What is Kerberos & SPNEGO?
Kerberos is an authentication protocol that provides mutual authentication and single sign-on capabilities.
SPNEGO is a plain text mechanism for negotiating authentication protocols between peers; one notable application of this is Kerberos authentication over HTTP.
What is Alfredo?
Alfredo is an Open Source Java library providing support for Kerberos HTTP SPNEGO authentication. By using Alfredo:
- Client applications can easily access HTTP resources protected with Kerberos HTTP SPNEGO
- Web applications can easily protect HTTP resources with Kerberos HTTP SPNEGO
One of Cloudera’s goals is to enable end-to-end security for anyone using Hadoop and other projects that work on top of Hadoop. Because these are Open Source Projects that are available under the Apache License, only software that has compatible license terms can be used with them.
We created Alfredo because we needed to add user authentication to Oozie. Since Hadoop already supports Kerberos authentication, adding support for Kerberos authentication to Oozie is an obvious choice. Oozies API is HTTP based, making the use of Kerberos HTTP SPNEGO an obvious choice as well. A benefit to supporting Kerberos HTTP SPNEGO means that tools like curl and popular browsers (Firefox and Internet Explorer) will work with HTTP resources protected by Alfredo.
We couldn’t find a Java library providing Kerberos HTTP SPNEGO support to integrate with Oozie client/server code that is Apache Licensed which is a requirement for the entire CDH platform therefore, the solution was to write the code ourselves.
Because Alfredo is a reusable component, other projects that have HTTP endpoints can also use it, such as the Hadoop web-console, HBase, and other Hadoop-based projects. Projects not related to Hadoop can also use Alfredo.
From an integration perspective, I wanted something as simple as an URL/HttpURLConnection helper for the client side and a Java Servlet Filter for the server side. This would allow existing Java client and server applications to support Kerberos HTTP SPNEGO with minimal changes.
To protect HTTP resources of a Java web application, Alfredo’s AuthenticationFilter must be deployed in front of the HTTP resources. This filter requires some minimal configuration: specifically, the name of Kerberos principal for the service, and the keytab file where the credentials for the principal are stored.
To access the protected HTTP resources, you can use tools and applications like curl and Firefox with support for Kerberos HTTP SPNEGO.
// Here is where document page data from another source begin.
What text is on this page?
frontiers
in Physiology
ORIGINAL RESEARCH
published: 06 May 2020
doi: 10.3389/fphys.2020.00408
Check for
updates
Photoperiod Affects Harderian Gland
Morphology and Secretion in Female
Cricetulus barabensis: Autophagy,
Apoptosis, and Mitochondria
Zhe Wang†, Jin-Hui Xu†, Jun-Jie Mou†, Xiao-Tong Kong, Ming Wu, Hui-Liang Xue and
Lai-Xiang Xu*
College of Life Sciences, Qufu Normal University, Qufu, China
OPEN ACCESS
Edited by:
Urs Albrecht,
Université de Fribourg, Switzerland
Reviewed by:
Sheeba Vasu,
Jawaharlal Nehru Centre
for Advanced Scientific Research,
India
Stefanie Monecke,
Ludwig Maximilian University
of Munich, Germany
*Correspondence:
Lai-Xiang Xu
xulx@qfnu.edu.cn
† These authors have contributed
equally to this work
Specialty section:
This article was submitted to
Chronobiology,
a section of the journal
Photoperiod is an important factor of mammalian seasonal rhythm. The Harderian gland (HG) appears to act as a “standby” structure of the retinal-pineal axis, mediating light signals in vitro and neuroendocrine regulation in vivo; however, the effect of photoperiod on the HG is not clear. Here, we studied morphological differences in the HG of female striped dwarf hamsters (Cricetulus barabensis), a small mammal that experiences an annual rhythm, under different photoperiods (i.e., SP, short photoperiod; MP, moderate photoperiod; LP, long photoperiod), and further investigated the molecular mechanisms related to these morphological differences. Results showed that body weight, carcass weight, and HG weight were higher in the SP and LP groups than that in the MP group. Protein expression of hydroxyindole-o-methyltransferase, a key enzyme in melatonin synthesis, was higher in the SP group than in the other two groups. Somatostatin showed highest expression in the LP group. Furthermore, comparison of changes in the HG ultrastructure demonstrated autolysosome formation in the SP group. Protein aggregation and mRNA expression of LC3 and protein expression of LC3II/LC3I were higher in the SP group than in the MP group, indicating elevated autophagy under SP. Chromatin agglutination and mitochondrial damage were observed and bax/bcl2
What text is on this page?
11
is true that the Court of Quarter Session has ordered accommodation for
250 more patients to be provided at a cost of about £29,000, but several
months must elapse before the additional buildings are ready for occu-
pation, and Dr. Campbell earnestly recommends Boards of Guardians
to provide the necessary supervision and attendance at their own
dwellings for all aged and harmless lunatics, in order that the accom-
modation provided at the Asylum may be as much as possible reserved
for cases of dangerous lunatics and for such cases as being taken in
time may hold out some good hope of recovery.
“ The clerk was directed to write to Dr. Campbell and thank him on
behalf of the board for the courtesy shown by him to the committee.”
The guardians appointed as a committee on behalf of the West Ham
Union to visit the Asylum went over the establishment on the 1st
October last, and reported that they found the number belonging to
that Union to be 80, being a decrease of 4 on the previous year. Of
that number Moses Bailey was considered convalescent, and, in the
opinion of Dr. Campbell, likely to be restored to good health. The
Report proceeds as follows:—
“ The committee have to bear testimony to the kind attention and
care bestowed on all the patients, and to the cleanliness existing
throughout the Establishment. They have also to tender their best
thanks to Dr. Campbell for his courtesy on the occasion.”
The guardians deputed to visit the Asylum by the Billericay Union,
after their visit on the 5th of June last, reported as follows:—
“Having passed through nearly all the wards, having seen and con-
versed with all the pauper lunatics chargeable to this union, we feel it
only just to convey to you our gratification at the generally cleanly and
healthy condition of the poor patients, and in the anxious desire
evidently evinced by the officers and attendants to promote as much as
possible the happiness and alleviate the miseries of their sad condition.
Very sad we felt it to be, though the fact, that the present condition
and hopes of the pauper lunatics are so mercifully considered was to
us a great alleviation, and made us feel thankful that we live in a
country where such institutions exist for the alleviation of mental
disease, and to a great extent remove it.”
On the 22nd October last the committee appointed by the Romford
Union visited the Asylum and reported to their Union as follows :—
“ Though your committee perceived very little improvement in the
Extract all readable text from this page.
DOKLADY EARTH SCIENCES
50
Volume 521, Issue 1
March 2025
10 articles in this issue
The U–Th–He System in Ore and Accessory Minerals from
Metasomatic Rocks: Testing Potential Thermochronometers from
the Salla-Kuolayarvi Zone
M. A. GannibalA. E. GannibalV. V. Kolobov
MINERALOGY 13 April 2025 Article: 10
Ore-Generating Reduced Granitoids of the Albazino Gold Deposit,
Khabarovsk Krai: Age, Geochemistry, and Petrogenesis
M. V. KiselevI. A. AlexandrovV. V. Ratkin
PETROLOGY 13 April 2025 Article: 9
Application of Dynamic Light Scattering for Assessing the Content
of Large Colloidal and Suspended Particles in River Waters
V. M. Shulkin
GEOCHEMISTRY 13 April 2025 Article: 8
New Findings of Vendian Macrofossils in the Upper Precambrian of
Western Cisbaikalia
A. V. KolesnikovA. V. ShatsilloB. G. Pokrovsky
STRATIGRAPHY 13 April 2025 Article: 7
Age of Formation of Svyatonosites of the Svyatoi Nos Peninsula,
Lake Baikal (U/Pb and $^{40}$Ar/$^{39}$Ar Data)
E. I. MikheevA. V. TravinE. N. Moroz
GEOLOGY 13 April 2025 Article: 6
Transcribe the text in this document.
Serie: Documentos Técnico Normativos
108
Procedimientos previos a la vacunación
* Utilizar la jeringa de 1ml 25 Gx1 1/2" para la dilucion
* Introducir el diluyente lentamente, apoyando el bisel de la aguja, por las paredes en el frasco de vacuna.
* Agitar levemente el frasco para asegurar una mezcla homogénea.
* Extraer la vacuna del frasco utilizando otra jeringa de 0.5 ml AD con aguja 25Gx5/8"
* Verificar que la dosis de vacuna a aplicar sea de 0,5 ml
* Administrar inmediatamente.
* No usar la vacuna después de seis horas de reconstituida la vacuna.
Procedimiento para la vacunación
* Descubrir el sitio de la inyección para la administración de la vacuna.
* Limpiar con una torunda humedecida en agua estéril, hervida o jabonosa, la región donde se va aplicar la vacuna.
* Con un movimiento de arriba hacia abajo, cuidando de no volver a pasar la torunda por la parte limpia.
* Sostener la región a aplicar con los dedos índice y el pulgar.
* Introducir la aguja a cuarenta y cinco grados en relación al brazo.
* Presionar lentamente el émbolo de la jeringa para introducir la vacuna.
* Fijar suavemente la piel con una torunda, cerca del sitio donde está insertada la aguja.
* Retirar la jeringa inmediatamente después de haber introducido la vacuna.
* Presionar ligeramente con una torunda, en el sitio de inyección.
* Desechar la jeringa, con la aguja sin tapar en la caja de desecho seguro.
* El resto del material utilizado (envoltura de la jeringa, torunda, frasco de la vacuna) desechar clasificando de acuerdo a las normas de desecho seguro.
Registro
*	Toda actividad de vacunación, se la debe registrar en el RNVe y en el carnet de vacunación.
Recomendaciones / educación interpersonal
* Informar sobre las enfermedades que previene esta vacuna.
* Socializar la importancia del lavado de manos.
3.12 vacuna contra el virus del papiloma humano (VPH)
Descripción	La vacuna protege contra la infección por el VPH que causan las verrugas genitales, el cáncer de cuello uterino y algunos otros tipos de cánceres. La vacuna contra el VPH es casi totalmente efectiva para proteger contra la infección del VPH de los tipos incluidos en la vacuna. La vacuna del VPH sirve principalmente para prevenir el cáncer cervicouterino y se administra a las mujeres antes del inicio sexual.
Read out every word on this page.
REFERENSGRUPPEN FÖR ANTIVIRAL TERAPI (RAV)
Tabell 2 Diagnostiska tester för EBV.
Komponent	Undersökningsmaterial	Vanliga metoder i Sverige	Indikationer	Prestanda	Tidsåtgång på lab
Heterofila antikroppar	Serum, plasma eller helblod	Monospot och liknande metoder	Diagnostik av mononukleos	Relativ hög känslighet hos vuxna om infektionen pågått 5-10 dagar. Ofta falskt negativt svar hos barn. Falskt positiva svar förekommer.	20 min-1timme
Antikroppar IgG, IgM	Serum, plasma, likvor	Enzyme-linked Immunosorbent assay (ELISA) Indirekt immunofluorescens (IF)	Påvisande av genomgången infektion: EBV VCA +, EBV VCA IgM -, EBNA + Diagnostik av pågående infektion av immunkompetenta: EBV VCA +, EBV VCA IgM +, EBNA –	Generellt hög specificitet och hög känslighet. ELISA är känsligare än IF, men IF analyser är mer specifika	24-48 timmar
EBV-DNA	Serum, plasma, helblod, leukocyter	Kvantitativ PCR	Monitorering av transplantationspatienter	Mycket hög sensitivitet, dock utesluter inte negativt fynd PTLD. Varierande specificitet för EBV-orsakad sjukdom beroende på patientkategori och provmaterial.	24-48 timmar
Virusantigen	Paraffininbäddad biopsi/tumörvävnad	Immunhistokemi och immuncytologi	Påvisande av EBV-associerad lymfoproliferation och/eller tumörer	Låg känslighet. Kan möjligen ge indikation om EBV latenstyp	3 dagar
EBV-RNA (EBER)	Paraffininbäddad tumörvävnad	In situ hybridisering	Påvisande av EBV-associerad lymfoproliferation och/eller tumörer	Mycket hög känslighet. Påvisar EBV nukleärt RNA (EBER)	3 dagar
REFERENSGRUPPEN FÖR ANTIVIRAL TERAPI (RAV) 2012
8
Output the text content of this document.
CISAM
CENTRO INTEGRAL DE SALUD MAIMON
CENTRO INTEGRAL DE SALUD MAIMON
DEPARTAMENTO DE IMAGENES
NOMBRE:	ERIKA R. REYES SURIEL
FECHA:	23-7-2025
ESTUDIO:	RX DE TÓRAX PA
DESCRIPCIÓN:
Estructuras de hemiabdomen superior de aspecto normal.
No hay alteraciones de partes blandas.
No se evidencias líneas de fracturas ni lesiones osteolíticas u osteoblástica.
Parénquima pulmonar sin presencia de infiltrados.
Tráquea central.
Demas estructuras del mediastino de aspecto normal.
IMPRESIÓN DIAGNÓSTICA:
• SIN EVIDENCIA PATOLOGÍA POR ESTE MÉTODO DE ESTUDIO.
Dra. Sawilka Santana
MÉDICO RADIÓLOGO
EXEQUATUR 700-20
To enable you to write a Java client application that accesses HTTP resources protected with Kerberos HTTP SPNEGO, Alfredo provides the AuthenticatedURL class. This class is a simple helper class that authenticates the user using the credentials from the OS Kerberos cache.
In addition, Alfredo can be extended to support other authentication mechanisms via a client interface. An implementation equivalent to Hadoop pseudo/simple is also provided with Alfredo.
We intentionally implemented Alfredo so that it does not depend on Hadoop or Oozie projects because we wanted to avoid unwanted transitive dependencies for other projects. Alfredo’s AuthenticationFilter can easily be subclassed to obtain its configuration using the configuration mechanism of whatever project is using it.
Alfredo is distributed with an Apache License 2.0.
The source code (including examples) is available at http://github.com/cloudera/alfredo
Documentation can be found at http://cloudera.github.com/alfredo
Alfredo is already available in Cloudera’s Maven repository: https://repository.cloudera.com/content/repositories/releases:
- groupId: com.cloudera.alfredo
- artifactId: alfredo
- version: 0.1.3
- type: jar
Now that Alfredo is done, I will work on my original problem, adding support for Kerberos HTTP SPNEGO to Oozie. It should only take me about a couple of hours of coding.